Ils ne vivent pas dans le contexte du monde, avec des gens ordinaires, ils vivent dans leur bulle, et ils pensent qu'avec toutes leurs armes, ils peuvent s'en tirer avec leurs crimes.
DW : Vous avez eu une certaine expérience avec le monde du cinéma commercial, avec Hollywood, en remportant un Golden Globe et en recevant deux nominations aux Oscars, comment a été l’expérience ?
HAA : C'était une autre époque. Aujourd'hui, les autorités sont beaucoup plus agressives à l'égard de toute forme d'opposition. Ils punissent les gens plus durement. Dans mon cas, ils m'ont prévenu que si je ne me taisais pas, ils allaient mettre fin à ma carrière. C'était une menace. Disons que c'était une menace voilée. « Nous allons vous rendre célèbre et riche, mais vous devez cesser de critiquer Israël... bla, bla, bla ».
DW : Cela s'est réellement produit ?
HAA : Oui, oui. Cela est venu de tous les côtés, mais indirectement. Celui qui vient vous dire cela le fait en tant qu'« ami ». Il dit, voici ce que d'autres personnes me disent. Ils ont dit à mon agent, par exemple. « S'il n'arrête pas, on sait ce qu'il faut faire. »
J'ai fait de mon mieux dans le cinéma commercial. Je ne crois pas que l'on puisse contrôler 100 % d'une chose. Tout le monde à Hollywood n'est pas sioniste, ou un stupide belliciste.
DW : En 2013, vous m'avez dit : « Le capitalisme devient de plus en plus agressif. Ils contrôlent les opinions, y compris les opinions sur l'art – qui est acceptable et qui ne l’est pas. C'est le cas même dans le cinéma alternatif [...] Le capitalisme a même commencé à contrôler ces marges. » Comment la situation se présente-t-elle aujourd'hui ?
HAA : Pas mal – j'avais raison, hein ? Je pense que c'est pire à bien des égards, mais je suis optimiste, parce qu'il y a une distribution alternative, un cinéma alternatif pour lequel je suis optimiste. Malgré tout leur contrôle, il y a une opposition, comme les acteurs qui ont lu l'acte d'accusation de génocide sud-africain contre Israël, que 15 millions de personnes ont regardé. Si vous m'aviez dit il y a dix ans qu'une telle chose pouvait arriver, je vous aurais dit que vous étiez fou.
DW : Travaillez-vous sur un film en ce moment, essayez-vous de faire un film ?

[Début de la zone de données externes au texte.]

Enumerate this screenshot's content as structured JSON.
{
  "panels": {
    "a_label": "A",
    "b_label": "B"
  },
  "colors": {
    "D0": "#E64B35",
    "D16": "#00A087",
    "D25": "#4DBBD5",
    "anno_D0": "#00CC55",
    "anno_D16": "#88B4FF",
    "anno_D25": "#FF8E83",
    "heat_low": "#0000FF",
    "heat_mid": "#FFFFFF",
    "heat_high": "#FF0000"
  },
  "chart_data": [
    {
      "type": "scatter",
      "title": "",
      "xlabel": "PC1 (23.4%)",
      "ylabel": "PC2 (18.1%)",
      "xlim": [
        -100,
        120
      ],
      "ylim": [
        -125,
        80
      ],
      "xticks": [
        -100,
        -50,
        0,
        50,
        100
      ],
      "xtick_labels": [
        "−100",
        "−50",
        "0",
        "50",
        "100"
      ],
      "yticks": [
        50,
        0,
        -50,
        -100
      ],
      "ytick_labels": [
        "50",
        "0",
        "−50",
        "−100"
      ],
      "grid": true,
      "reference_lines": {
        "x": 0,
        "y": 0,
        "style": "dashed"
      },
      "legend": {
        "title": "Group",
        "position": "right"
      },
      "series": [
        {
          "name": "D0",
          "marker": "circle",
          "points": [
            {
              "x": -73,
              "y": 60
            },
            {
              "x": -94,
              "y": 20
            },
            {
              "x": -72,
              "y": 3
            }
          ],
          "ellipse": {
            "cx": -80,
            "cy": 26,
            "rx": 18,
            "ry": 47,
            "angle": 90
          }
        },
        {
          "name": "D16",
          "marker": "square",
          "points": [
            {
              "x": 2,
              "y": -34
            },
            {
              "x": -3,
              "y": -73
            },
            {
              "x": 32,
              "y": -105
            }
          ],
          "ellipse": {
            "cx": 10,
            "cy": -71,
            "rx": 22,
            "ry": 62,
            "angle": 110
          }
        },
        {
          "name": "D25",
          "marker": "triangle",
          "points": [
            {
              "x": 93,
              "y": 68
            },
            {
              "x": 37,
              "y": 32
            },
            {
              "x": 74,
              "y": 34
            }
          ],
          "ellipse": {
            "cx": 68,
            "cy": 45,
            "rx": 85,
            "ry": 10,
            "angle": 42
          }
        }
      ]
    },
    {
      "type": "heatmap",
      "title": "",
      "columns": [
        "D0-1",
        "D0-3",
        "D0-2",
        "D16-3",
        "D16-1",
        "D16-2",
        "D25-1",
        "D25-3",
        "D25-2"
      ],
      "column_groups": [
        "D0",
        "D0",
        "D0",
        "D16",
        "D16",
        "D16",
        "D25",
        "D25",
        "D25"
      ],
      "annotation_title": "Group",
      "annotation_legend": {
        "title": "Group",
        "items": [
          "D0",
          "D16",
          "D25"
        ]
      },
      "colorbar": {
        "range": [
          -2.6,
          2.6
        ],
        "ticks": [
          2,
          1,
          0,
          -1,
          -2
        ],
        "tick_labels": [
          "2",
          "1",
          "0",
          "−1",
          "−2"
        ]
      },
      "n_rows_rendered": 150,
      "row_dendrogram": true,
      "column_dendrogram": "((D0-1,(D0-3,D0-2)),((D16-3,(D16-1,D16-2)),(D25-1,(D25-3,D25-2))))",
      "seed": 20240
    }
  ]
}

HAA : J'essaie d'écrire, mais je suis préoccupé par ce qui se passe à Gaza, par les préoccupations humanitaires. Avec un autre cinéaste, nous essayons d'ouvrir une cuisine à Gaza, où nous pourrons nourrir les gens. J'essaie d'encourager les gens là-bas, en parlant à beaucoup de monde. J'essaie de travailler, mais c'est difficile.
Je vous remercie de m'avoir donné l'occasion de m'exprimer. J'apprécie votre travail courageux.
DW : Comme vous, nous sommes convaincus que si nous nous battons, le changement viendra.